Later, he took on a concubine which bore him a son, Adeodatus (Book 4, Chapter 2) "In those years I lived with a woman who was not bound to me by lawful marriage; she was one who had come my way because of my wandering desires and my lack of considered judgment; nevertheless, I had only this one woman and I was faithful to her" (Book 4, Chapter 2). However, when his concubine was shipped off to Africa so as not to be a hindrance to his planned marriage, he quickly replaced her with another woman despite the fact that his former concubine had pledged a vow of chastity. "I had two years to wait until I could have the girl to whom I was engaged, and I could not bear the delay. So, since I was not so much a lover of marriage as a slave to lust, I found another woman for myself-not of course, as a wife" (Book 6, Chapter 16).
Augustine's first religious involvement was with the Manichees, a heretical Christian sect. They were troubled by an apparent inconsistency in orthodox Christian belief. How, the Manichees wondered, could a good and omnipotent God have created evil? Manichees concluded that God was not omnipotent and that evil was a separate force from God.
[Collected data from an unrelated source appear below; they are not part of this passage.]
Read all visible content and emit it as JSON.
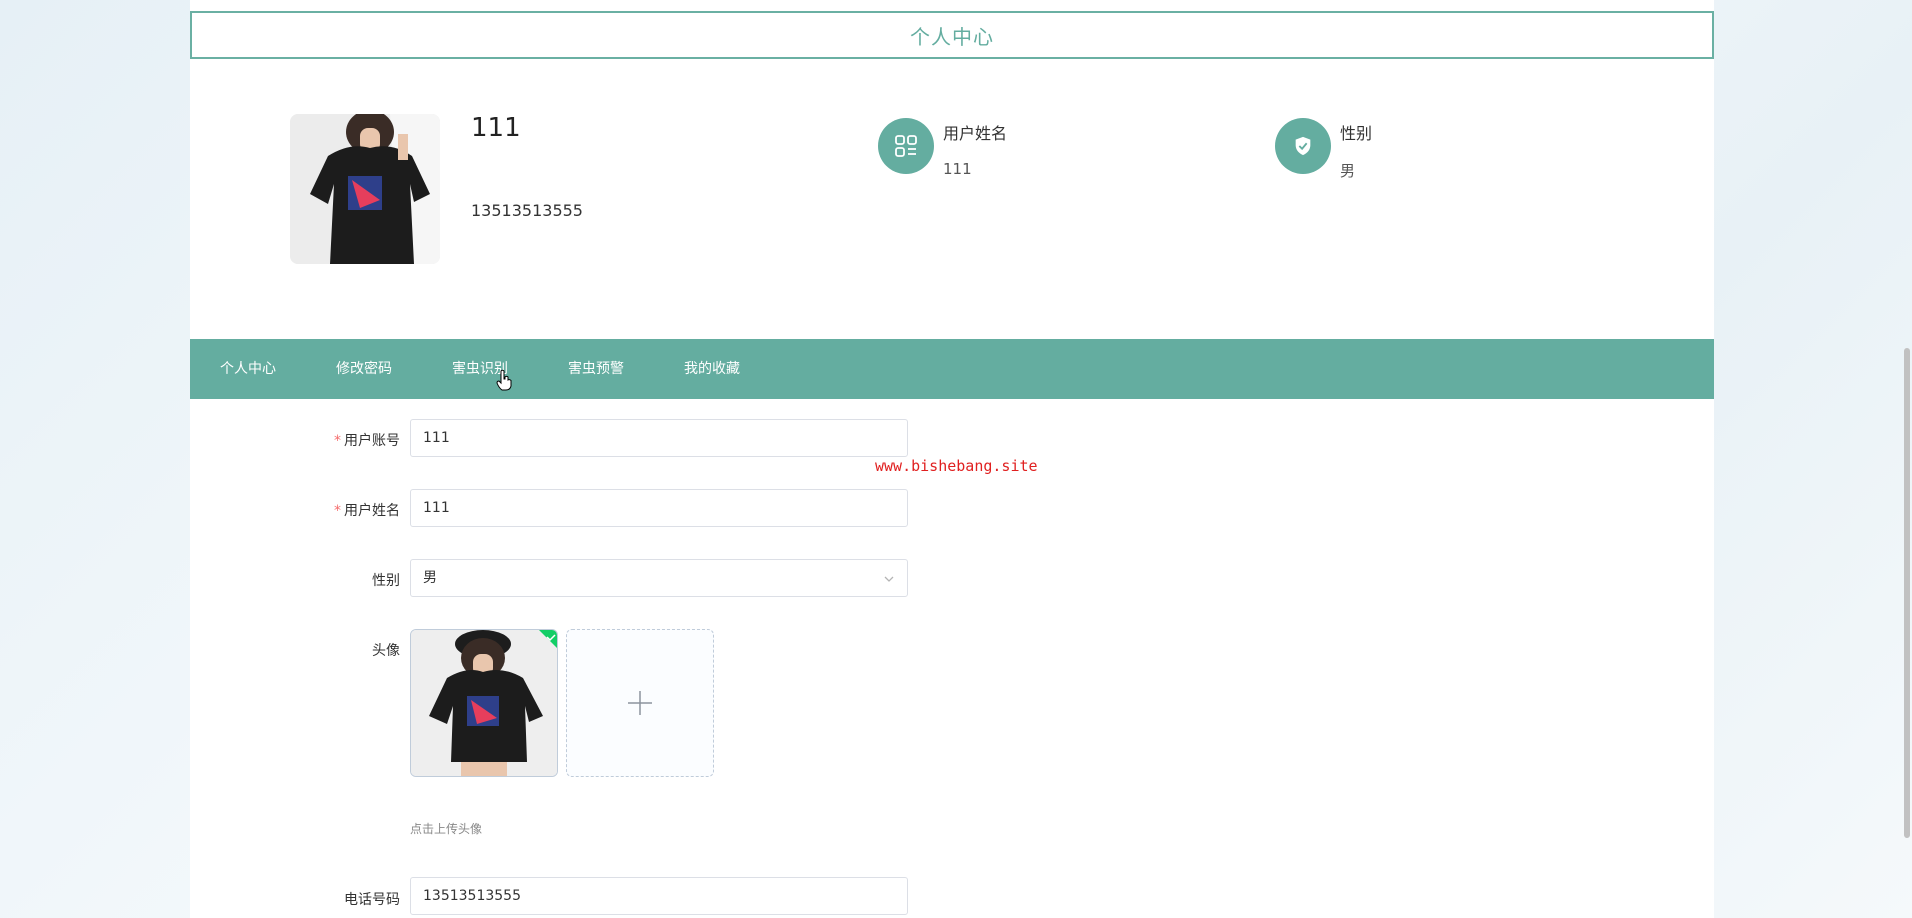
{
  "header": {
    "title": "个人中心"
  },
  "profile": {
    "name": "111",
    "phone": "13513513555",
    "info": [
      {
        "label": "用户姓名",
        "value": "111",
        "icon": "grid-list-icon"
      },
      {
        "label": "性别",
        "value": "男",
        "icon": "shield-check-icon"
      }
    ]
  },
  "tabs": [
    {
      "label": "个人中心"
    },
    {
      "label": "修改密码"
    },
    {
      "label": "害虫识别"
    },
    {
      "label": "害虫预警"
    },
    {
      "label": "我的收藏"
    }
  ],
  "form": {
    "account": {
      "label": "用户账号",
      "value": "111",
      "required": "*"
    },
    "username": {
      "label": "用户姓名",
      "value": "111",
      "required": "*"
    },
    "gender": {
      "label": "性别",
      "value": "男"
    },
    "avatar": {
      "label": "头像",
      "hint": "点击上传头像"
    },
    "phone": {
      "label": "电话号码",
      "value": "13513513555"
    }
  },
  "watermark": "www.bishebang.site",
  "colors": {
    "accent": "#64ada0",
    "required": "#f56c6c",
    "success": "#13ce66"
  }
}
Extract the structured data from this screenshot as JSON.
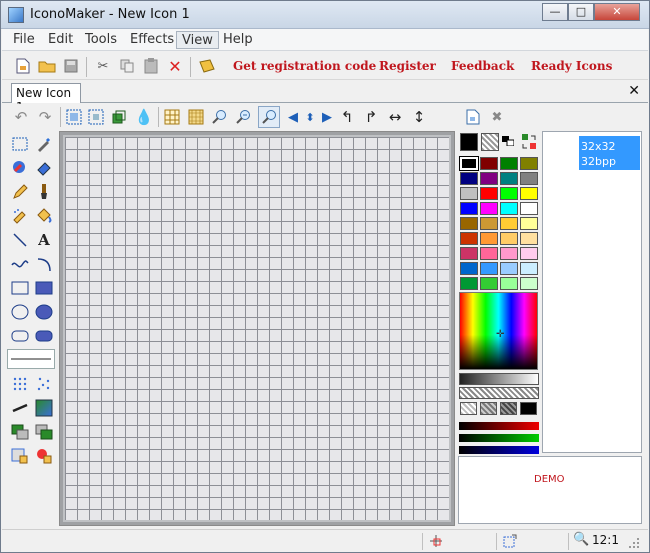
{
  "window": {
    "title": "IconoMaker - New Icon 1",
    "controls": {
      "minimize": "—",
      "maximize": "□",
      "close": "✕"
    }
  },
  "menu": {
    "items": [
      "File",
      "Edit",
      "Tools",
      "Effects",
      "View",
      "Help"
    ],
    "active": "View"
  },
  "toolbar": {
    "links": {
      "get_code": "Get registration code",
      "register": "Register",
      "feedback": "Feedback",
      "ready_icons": "Ready Icons"
    }
  },
  "tab": {
    "label": "New Icon 1",
    "close": "✕"
  },
  "icon_sizes": {
    "selected_size": "32x32",
    "selected_depth": "32bpp"
  },
  "preview": {
    "demo_label": "DEMO"
  },
  "status": {
    "zoom": "12:1"
  },
  "colors": {
    "accent": "#c0161d",
    "selection": "#3399ff",
    "palette": [
      "#000000",
      "#800000",
      "#008000",
      "#808000",
      "#000080",
      "#800080",
      "#008080",
      "#808080",
      "#c0c0c0",
      "#ff0000",
      "#00ff00",
      "#ffff00",
      "#0000ff",
      "#ff00ff",
      "#00ffff",
      "#ffffff",
      "#996600",
      "#cc9933",
      "#ffcc33",
      "#ffff99",
      "#cc3300",
      "#ff9933",
      "#ffcc66",
      "#ffe0a0",
      "#cc3366",
      "#ff6699",
      "#ff99cc",
      "#ffccee",
      "#0066cc",
      "#3399ff",
      "#99ccff",
      "#cceeff",
      "#009933",
      "#33cc33",
      "#99ff99",
      "#ccffcc"
    ]
  }
}
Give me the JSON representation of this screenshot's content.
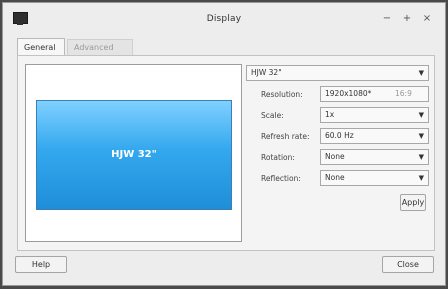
{
  "window": {
    "title": "Display"
  },
  "tabs": [
    {
      "label": "General",
      "active": true
    },
    {
      "label": "Advanced",
      "active": false
    }
  ],
  "preview": {
    "monitor_label": "HJW 32\""
  },
  "monitor_select": {
    "value": "HJW 32\""
  },
  "settings": {
    "resolution": {
      "label": "Resolution:",
      "value": "1920x1080*",
      "aspect": "16:9"
    },
    "scale": {
      "label": "Scale:",
      "value": "1x"
    },
    "refresh": {
      "label": "Refresh rate:",
      "value": "60.0 Hz"
    },
    "rotation": {
      "label": "Rotation:",
      "value": "None"
    },
    "reflection": {
      "label": "Reflection:",
      "value": "None"
    }
  },
  "buttons": {
    "apply": "Apply",
    "help": "Help",
    "close": "Close"
  },
  "titlebar_buttons": {
    "minimize": "−",
    "maximize": "+",
    "close": "×"
  },
  "icons": {
    "app": "monitor-icon",
    "dropdown": "chevron-down-icon"
  },
  "colors": {
    "screen_top": "#7fd0ff",
    "screen_bottom": "#1e8ed8"
  }
}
Thus, sin was not the fault of the sinner, but rather of the evil itself.
Augustine continued with the Manichee faith for nine years of his life. According to his Confessions; however, he did not lead a satisfied life as a Manichee. "On the one hand I and my friends would be hunting after the empty show of popularity-theatrical applause from the audience, verse competitions, contests for crowns of straw, the vanity of the stage, immoderate lusts-and on the other hand we would be trying to get clean of all this filth by carrying food to those people who were called "the elect" and "the holy ones," so that in the factory of their own stomachs they could turn this food into angels and gods, by whose aid we should be liberated" (Book 4, Chapter 1).